Now that we have a confirmation! The GroupBy
object contains a bunch of tuples (one for each group). Within the tuple, the first element is the category name, and the second element is the subset data that belongs to the particular category. Hence this is the splitting step.
Instead of iterating over it, we can also access the split dataset using pandas built-in attributes or method. For example the attribute groups
gives us a dictionary containing the group names (dictionary keys) and index locations for the rows belonging to the given group.
>>> category.groups
{'Dining': [8, 15, 44, 46, 67, 98, 126, 134, 150, 182, 251, 256, 261, 274, 277, 278,....
....
'Phone/Cable': [39, 87, 144, 211, 266, 286], 'Professional Services': [191]}
To get a particular group, simply use get_group()
.
>>> category.get_group('Fee/Interest Charge')
Transaction Date Debit Day Month
30 2020-12-19 0.65 Saturday 12
79 2020-11-20 61.78 Friday 11
.....
447 2020-02-20 27.94 Thursday 2
497 2020-01-20 29.00 Monday 1
498 2020-01-20 0.49 Monday 1
>>>
Apply an operation
Once we have the split dataset, we can easily apply an operation on a subset of data. To calculate the total spending of the “Fee/Interest Charge” group, we can simply sum up the “Debit” column.
>>> category.get_group('Fee/Interest Charge')['Debit'].sum()
372.1
You might have also noticed, we can use the .loc
approach to achieve exactly same results as the above groupby
method. However, the .loc
approach only does the operation once at a time, whereas the groupby
approach automatically applies the same operation on each group.
>>> df.loc[df['Category'] == 'Fee/Interest Charge']['Debit'].sum()
372.1
If we are to replicate the split & apply process using .loc
approach, it will look like the following. Let’s also compare .loc
with the groupby
method.
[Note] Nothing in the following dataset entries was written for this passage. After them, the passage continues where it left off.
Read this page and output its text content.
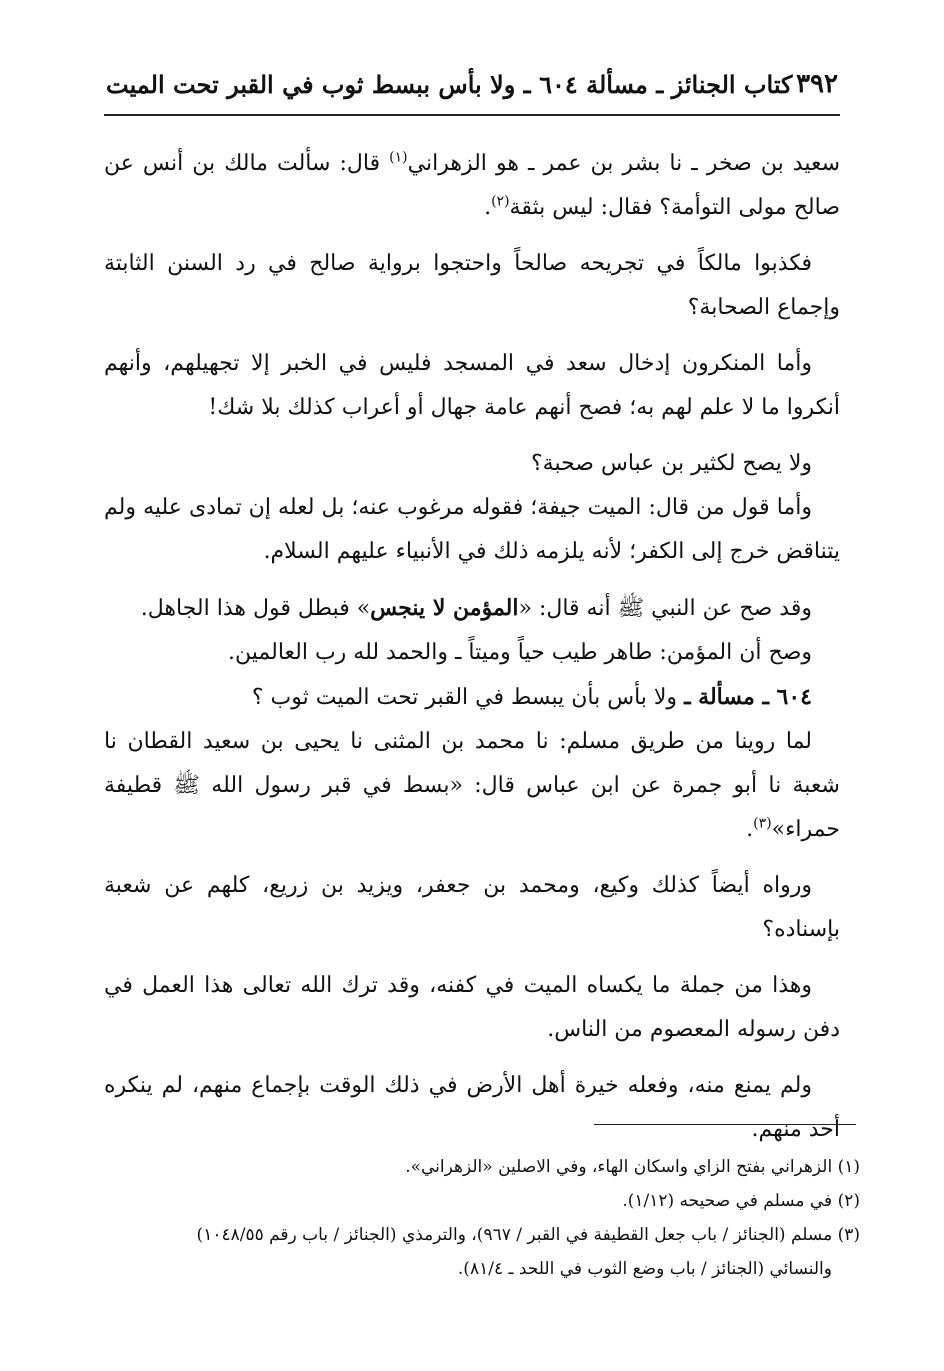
٣٩٢
كتاب الجنائز ـ مسألة ٦٠٤ ـ ولا بأس ببسط ثوب في القبر تحت الميت

سعيد بن صخر ـ نا بشر بن عمر ـ هو الزهراني$^{(١)}$ قال: سألت مالك بن أنس عن صالح مولى التوأمة؟ فقال: ليس بثقة$^{(٢)}$.

فكذبوا مالكاً في تجريحه صالحاً واحتجوا برواية صالح في رد السنن الثابتة وإجماع الصحابة؟

وأما المنكرون إدخال سعد في المسجد فليس في الخبر إلا تجهيلهم، وأنهم أنكروا ما لا علم لهم به؛ فصح أنهم عامة جهال أو أعراب كذلك بلا شك!

ولا يصح لكثير بن عباس صحبة؟

وأما قول من قال: الميت جيفة؛ فقوله مرغوب عنه؛ بل لعله إن تمادى عليه ولم يتناقض خرج إلى الكفر؛ لأنه يلزمه ذلك في الأنبياء عليهم السلام.

وقد صح عن النبي ﷺ أنه قال: «المؤمن لا ينجس» فبطل قول هذا الجاهل.

وصح أن المؤمن: طاهر طيب حياً وميتاً ـ والحمد لله رب العالمين.

٦٠٤ ـ مسألة ـ ولا بأس بأن يبسط في القبر تحت الميت ثوب ؟

لما روينا من طريق مسلم: نا محمد بن المثنى نا يحيى بن سعيد القطان نا شعبة نا أبو جمرة عن ابن عباس قال: «بسط في قبر رسول الله ﷺ قطيفة حمراء»$^{(٣)}$.

ورواه أيضاً كذلك وكيع، ومحمد بن جعفر، ويزيد بن زريع، كلهم عن شعبة بإسناده؟

وهذا من جملة ما يكساه الميت في كفنه، وقد ترك الله تعالى هذا العمل في دفن رسوله المعصوم من الناس.

ولم يمنع منه، وفعله خيرة أهل الأرض في ذلك الوقت بإجماع منهم، لم ينكره أحد منهم.

(١) الزهراني بفتح الزاي واسكان الهاء، وفي الاصلين «الزهراني».

(٢) في مسلم في صحيحه (١/١٢).

(٣) مسلم (الجنائز / باب جعل القطيفة في القبر / ٩٦٧)، والترمذي (الجنائز / باب رقم ١٠٤٨/٥٥)

والنسائي (الجنائز / باب وضع الثوب في اللحد ـ ٨١/٤).
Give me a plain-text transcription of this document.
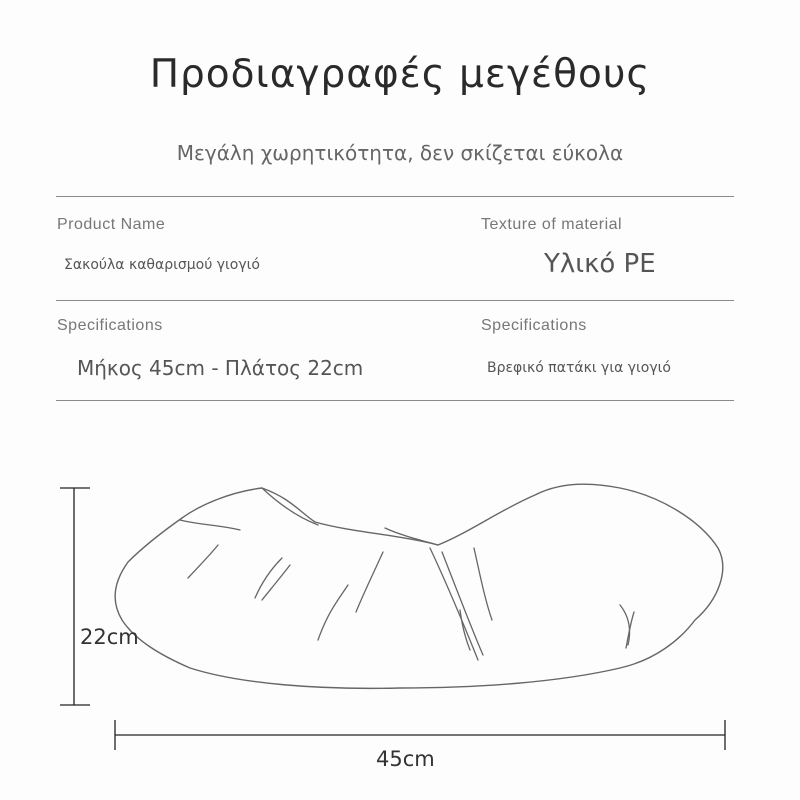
Προδιαγραφές μεγέθους
Μεγάλη χωρητικότητα, δεν σκίζεται εύκολα
Product Name
Σακούλα καθαρισμού γιογιό
Texture of material
Υλικό PE
Specifications
Μήκος 45cm - Πλάτος 22cm
Specifications
Βρεφικό πατάκι για γιογιό
22cm
45cm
It’s very clear that the latter is definitely easier to use and also puts the results back into a dataframe structure, which is much more convenient for further processing!
>>> for c in df['Category'].unique():
print(c + ": " + str(df.loc[df['Category'] == c]['Debit'].sum().round(2)))
Internet: 2999.96
Other Travel: 1237.88
Gas/Automotive: 1218.81
Merchandise: 24126.63
Dining: 1212.05
Health Care: 3198.7
Fee/Interest Charge: 372.1
Phone/Cable: 615.99
Payment/Credit: 0.0
Other Services: 346.42
Professional Services: 79.08
Entertainment: 369.03
Other: 50.0
Insurance: 238.3
>>> df.groupby('Category')['Debit'].sum()
Category
Dining 1212.05
Entertainment 369.03
Fee/Interest Charge 372.10
Gas/Automotive 1218.81
Health Care 3198.70
Insurance 238.30
Internet 2999.96
Merchandise 24126.63
Other 50.00
Other Services 346.42
Other Travel 1237.88
Payment/Credit 0.00
Phone/Cable 615.99
Professional Services 79.08
Name: Debit, dtype: float64
Combining the results
Finally, the combining step is easy to visualize from the results we obtained above, it basically puts the results back into a dataframe and display it in a more meaningful way like the results on the right hand side. The cosmetics are not the focus of this tutorial so we won’t go into that part.